As he promised Nicholas Hynter, Stoppard complicates his inquiry into human motivation by merging Hilary’s story with that of the banking crisis. After Hilary beats him out for the researcher position, Amal is recruited by Jerry’s hedge fund to design computer models that manage risk in an unpredictable market. Meanwhile, his girlfriend Bo, feeling disillusioned by the world of finance, leaves the hedge fund to work as Hilary’s assistant for an experiment on egoism and altruism in children. When Bo’s research and Amal’s work yields surprising results, their individual (and opposite) actions reveal how unpredictable human behavior can be.

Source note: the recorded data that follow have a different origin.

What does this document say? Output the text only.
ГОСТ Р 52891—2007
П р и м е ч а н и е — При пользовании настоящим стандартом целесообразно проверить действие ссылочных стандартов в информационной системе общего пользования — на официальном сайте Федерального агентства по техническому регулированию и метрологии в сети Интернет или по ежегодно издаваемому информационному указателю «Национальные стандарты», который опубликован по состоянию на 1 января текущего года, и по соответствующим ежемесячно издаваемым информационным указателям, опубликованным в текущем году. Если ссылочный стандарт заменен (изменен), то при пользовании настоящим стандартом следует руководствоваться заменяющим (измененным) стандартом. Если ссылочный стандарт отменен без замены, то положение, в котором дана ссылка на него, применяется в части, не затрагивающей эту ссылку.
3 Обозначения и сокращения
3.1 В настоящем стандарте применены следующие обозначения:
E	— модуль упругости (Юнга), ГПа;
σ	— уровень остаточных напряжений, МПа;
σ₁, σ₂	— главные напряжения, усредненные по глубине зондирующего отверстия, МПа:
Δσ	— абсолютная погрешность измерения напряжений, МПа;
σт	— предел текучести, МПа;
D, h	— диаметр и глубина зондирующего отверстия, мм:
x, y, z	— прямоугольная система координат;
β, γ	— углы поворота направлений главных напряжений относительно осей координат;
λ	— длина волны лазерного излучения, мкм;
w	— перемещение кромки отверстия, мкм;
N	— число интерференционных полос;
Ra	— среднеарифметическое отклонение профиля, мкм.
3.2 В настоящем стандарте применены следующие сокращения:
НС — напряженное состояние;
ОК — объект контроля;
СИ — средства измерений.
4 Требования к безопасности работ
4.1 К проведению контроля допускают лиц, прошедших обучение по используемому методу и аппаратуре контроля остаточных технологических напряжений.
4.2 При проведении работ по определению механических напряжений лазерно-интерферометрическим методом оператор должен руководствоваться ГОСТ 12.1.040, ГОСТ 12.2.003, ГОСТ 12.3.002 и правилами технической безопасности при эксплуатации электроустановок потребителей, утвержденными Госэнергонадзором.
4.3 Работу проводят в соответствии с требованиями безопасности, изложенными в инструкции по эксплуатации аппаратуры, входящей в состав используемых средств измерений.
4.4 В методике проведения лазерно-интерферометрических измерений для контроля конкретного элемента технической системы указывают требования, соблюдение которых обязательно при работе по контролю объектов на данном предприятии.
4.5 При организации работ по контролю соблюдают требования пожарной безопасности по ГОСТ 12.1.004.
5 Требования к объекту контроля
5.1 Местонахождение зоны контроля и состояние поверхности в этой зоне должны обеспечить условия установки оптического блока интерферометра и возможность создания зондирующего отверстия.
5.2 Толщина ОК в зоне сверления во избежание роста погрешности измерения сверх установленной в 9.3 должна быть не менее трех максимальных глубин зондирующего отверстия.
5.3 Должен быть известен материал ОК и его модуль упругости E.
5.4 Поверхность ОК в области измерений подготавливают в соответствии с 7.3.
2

Like its titular scientific query, Stoppard admits, “This is a play which obviously has no ultimate answer.” The Hard Problem’s unanswerable questions offer a rich ideological turf for discovery and contemplation. Stoppard confronts, in signature fashion, the nuance between and the mechanics of the brain and the mind: “I don’t want the things which are emotionally important to be devalued by being relative to, as it were, the textbook of human life as opposed to the poem of human life.”